TRUSTAUTHYが提案する「位置情報×暗号技術」の多層防御は、IDやパスワードが盗まれるリスクそのものをゼロにはできなくても、不正アクセスを“最終的に”成立させることを大幅に難しくするアプローチです。社員がどこで仕事をしているかを暗号的に認証し、物理的な不整合があれば即座に送金をブロック。権限管理やログインセッションを「位置」という新たな切り口で制御することで、これまで突破されてきた従来型のセキュリティを根本から強化できます。


まとめ:今求められるのは、人×場所×権限の一体的な管理

今回の北朝鮮系ハッカー事件では、“人”がキーポイントになりました。リンクトインでのスカウトを装った接触や、Pythonスクリプトを通じた権限奪取など、テクニカルな攻撃とソーシャルエンジニアリングを組み合わせる手口はさらに進化していくでしょう。その中で、企業や取引所側が対抗するには、IDパスワードや二段階認証だけでなく、「社員が実際にどこで操作しているか」を鍵にした防御モデルが有効です。

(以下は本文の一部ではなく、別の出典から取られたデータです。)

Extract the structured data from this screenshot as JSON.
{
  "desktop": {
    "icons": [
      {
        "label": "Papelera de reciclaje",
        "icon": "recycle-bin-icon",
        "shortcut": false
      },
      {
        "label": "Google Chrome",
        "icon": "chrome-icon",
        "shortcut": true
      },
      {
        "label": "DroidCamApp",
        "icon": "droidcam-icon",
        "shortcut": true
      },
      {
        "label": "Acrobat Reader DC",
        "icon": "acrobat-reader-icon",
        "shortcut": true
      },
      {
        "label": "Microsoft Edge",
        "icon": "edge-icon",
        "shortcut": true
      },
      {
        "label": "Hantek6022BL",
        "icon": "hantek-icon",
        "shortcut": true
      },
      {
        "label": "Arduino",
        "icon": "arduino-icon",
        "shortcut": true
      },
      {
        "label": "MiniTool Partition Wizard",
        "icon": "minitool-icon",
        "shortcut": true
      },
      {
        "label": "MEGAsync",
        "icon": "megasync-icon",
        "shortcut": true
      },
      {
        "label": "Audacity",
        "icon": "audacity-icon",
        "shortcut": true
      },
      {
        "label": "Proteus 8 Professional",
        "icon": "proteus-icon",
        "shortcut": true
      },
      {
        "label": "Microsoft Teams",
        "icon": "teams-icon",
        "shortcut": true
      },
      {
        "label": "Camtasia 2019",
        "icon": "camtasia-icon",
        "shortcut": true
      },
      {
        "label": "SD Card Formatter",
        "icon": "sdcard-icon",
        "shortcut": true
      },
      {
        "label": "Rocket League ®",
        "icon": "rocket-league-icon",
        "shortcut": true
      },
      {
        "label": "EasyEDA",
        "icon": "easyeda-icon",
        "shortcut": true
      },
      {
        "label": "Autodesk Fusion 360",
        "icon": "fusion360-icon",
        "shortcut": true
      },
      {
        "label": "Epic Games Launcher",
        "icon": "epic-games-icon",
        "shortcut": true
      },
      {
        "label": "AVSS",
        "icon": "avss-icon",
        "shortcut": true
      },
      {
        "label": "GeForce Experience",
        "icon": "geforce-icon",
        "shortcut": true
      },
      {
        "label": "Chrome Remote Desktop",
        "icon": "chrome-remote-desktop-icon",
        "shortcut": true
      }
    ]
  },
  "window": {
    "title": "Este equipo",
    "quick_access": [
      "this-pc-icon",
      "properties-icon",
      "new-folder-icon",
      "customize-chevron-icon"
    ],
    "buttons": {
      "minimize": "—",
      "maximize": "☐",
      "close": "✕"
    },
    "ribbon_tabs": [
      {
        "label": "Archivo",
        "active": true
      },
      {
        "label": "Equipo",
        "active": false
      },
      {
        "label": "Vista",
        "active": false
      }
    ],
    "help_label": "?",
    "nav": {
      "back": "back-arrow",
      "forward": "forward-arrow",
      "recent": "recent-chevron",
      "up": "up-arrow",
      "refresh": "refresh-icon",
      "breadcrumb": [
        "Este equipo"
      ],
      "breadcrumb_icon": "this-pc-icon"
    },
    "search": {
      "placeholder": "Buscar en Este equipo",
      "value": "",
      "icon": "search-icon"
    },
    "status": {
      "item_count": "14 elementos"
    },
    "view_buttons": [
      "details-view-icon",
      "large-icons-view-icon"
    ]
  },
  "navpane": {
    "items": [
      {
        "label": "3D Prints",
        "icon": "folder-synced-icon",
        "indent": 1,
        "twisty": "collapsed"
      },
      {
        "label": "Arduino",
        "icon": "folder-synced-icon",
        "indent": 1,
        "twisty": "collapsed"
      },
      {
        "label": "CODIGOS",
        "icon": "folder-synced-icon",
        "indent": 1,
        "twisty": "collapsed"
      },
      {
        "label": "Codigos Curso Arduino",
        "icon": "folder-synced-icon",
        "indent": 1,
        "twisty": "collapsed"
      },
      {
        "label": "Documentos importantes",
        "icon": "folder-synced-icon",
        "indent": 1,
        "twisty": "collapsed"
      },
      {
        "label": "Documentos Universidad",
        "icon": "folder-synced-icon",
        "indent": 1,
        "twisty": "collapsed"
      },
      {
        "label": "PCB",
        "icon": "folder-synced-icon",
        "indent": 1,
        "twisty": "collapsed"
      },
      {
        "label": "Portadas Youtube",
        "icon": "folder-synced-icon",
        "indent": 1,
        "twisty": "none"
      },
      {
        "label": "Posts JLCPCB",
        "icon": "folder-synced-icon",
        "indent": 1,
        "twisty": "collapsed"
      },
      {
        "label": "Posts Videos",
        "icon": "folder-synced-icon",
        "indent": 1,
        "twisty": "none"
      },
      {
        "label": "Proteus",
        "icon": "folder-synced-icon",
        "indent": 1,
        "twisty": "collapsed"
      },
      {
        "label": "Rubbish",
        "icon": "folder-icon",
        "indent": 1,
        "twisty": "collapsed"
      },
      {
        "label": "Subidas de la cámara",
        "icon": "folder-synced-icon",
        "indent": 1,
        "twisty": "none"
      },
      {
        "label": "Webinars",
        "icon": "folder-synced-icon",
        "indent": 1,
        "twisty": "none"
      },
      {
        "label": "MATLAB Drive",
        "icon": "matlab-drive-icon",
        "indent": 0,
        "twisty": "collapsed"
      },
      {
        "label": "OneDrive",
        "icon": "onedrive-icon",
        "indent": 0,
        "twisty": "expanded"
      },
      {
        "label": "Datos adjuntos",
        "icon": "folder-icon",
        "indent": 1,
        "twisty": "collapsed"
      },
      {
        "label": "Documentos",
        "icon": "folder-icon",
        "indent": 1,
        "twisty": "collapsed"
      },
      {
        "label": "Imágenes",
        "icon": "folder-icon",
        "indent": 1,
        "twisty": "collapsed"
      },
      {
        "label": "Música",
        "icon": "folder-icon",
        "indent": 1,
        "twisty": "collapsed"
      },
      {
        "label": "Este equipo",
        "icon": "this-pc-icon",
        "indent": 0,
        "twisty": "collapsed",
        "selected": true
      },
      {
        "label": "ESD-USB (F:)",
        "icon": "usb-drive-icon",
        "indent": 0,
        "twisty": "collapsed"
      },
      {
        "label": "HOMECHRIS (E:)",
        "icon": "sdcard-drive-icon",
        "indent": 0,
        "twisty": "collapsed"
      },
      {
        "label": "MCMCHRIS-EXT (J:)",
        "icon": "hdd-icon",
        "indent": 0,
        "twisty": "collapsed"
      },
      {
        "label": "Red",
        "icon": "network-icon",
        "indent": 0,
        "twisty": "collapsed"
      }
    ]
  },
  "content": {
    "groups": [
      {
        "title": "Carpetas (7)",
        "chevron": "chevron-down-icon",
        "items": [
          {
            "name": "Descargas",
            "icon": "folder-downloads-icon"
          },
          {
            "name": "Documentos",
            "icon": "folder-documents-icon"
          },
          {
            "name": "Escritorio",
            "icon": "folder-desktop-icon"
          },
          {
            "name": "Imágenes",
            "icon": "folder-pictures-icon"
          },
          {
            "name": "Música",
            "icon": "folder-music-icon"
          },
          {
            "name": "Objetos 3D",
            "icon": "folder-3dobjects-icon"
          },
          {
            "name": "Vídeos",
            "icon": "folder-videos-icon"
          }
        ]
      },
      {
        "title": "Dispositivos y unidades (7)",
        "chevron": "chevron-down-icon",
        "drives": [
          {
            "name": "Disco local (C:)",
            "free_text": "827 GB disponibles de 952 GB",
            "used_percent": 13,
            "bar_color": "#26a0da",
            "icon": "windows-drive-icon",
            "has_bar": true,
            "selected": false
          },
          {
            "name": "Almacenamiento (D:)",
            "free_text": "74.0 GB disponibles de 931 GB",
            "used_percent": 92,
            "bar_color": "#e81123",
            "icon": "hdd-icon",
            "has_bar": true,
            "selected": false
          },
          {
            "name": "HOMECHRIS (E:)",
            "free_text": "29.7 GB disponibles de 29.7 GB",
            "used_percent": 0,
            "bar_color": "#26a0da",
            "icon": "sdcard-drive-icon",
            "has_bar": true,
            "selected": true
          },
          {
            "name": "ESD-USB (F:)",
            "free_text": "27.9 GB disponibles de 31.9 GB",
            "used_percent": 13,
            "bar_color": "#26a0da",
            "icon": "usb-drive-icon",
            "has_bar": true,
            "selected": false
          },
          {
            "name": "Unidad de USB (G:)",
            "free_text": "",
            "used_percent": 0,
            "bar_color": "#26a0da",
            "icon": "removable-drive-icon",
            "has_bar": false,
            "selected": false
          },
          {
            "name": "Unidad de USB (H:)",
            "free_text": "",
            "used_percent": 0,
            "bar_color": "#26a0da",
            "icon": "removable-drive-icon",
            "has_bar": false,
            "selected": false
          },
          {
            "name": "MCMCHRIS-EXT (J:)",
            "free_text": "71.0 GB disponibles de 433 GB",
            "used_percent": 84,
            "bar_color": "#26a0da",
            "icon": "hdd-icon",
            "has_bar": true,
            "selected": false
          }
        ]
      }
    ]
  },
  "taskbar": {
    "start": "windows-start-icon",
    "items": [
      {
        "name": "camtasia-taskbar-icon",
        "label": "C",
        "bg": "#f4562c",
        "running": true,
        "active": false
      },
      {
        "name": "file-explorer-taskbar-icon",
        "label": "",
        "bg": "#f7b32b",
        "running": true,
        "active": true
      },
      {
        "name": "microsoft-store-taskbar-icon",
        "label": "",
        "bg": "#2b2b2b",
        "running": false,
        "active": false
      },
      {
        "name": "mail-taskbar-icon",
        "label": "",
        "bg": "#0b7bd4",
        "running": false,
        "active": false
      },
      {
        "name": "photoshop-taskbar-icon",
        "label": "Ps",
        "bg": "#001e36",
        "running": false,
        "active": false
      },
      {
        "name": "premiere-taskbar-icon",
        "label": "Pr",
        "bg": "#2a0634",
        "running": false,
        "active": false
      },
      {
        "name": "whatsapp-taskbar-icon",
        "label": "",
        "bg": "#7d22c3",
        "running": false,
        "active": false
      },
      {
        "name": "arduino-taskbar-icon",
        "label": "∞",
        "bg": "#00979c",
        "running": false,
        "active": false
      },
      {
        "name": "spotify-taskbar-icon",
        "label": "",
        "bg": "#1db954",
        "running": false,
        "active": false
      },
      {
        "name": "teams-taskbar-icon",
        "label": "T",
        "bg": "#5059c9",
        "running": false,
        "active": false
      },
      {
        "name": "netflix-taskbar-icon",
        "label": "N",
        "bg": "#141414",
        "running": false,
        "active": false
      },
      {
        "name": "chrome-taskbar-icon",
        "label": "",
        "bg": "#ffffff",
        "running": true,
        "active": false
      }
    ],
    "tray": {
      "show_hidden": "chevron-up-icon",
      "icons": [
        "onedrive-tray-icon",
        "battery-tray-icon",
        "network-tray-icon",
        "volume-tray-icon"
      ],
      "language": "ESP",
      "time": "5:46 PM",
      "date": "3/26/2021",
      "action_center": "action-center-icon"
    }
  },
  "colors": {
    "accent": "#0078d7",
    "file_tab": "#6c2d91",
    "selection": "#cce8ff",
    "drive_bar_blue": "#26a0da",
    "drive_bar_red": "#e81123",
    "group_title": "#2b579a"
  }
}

TRUSTAUTHYでは、位置情報をプライバシーに配慮した形で管理しながら、不正送金や内部犯行を未然に防ぐための多層認証を実現しています。もし今回のように大規模な攻撃があったとしても、実際のアクセス地点が不自然であれば送金を差し止められるため、被害拡大を大きく食い止めることが可能です。

攻撃が巧妙化し、社員の意識や注意力だけでは守り切れない時代だからこそ、「人×場所×権限」の三位一体でセキュリティを固めていく必要があります。暗号資産業界がさらに発展するためにも、TRUSTAUTHYのような革新的な仕組みを導入し、利用者全員が安心できる環境を目指していきましょう。